Но Винтер винила себя. Потому что это она встала с постели, почувствовала головокружение и упала на лестнице. Это ее тело не смогло справиться с травмой, полученной при падении. Это она потерпела неудачу в материнстве еще до того, как у нее появился шанс попробовать.
И еще хуже был страх, который последовал за этим. Что Джош, возможно, был бы рад, потому что думал, что сможет вернуть прежнюю Винтер, хотя ее больше не существовало.
Еще более ужасающей была мысль о том, что он, возможно, захочет попробовать еще раз.

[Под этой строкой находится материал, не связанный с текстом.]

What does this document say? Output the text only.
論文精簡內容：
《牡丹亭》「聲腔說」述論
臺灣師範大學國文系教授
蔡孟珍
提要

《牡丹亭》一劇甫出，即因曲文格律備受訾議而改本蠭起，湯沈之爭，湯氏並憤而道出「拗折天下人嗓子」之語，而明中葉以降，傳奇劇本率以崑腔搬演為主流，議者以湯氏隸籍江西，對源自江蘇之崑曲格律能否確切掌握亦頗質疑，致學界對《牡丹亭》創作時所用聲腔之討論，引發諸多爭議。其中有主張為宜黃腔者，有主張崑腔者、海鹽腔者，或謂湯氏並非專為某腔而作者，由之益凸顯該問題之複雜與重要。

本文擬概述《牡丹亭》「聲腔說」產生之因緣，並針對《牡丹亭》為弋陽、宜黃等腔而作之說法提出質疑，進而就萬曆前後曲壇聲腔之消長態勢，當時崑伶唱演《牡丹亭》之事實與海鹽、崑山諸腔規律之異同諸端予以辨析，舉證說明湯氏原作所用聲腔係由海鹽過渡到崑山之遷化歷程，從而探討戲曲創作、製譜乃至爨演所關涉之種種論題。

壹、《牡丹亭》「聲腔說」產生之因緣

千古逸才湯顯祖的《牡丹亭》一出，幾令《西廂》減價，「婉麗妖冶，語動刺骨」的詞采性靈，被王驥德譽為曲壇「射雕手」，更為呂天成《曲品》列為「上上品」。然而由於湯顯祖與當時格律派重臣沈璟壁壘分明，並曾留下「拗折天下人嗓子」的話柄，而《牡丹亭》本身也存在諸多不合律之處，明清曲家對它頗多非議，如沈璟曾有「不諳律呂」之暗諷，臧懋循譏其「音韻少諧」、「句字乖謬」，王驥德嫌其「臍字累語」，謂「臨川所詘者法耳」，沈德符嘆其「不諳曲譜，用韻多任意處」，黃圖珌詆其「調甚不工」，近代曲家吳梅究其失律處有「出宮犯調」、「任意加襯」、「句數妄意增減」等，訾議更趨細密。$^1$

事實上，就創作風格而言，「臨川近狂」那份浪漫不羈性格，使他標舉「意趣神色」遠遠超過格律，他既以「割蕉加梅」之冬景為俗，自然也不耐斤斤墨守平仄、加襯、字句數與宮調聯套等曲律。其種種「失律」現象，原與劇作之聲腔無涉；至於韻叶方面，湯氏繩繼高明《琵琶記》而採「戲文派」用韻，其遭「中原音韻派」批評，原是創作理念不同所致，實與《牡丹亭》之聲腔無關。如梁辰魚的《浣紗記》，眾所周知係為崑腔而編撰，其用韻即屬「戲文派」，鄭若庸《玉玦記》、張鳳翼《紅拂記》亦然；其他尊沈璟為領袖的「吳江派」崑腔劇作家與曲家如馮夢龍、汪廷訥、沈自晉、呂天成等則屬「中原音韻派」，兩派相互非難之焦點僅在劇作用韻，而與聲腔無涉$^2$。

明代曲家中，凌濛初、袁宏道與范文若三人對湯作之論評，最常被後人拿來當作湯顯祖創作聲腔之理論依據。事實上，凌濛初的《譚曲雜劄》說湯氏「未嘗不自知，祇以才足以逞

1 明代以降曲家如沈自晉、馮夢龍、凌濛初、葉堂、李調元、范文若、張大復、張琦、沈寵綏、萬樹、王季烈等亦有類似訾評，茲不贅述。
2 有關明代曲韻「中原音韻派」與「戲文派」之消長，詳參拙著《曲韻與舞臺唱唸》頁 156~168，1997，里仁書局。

Она знала Джоша, знала, что он хотел большую семью. И она тоже мечтала иметь много детей, когда выходила за него замуж. Но теперь поняла, что это за пределами ее возможностей — физических, умственных или эмоциональных.
Винтер не могла рисковать снова забеременеть после всей той боли, страха и ужасного чувства потери, которые она перенесла в прошлый раз. И именно тогда она поняла, что должна уйти и позволить Джошу обрести семейное счастье с другой.
На другом конце лагуны Джош застыл, словно каменный истукан, ошеломленный ее признанием.
— Винтер, я… — наконец выдавил он.
Но она ничего уже не слышала. Она поспешно выскочила из лагуны, схватила халат и бросилась в свою комнату.
Признание далось ей слишком тяжело.
Джош не мог уснуть. А когда задремал, увидел те ужасные дни, когда пытался ухаживать за Винтер на расстоянии, а видел только ее осунувшееся и измученное лицо на экране телефона.
Даже когда он проснулся, все было ненамного лучше. Ее бледное лицо в лунном свете, когда она описывала, что чувствовала в то время, преследовало его не меньше.
«Мне нужно с ней поговорить», — твердил он про себя.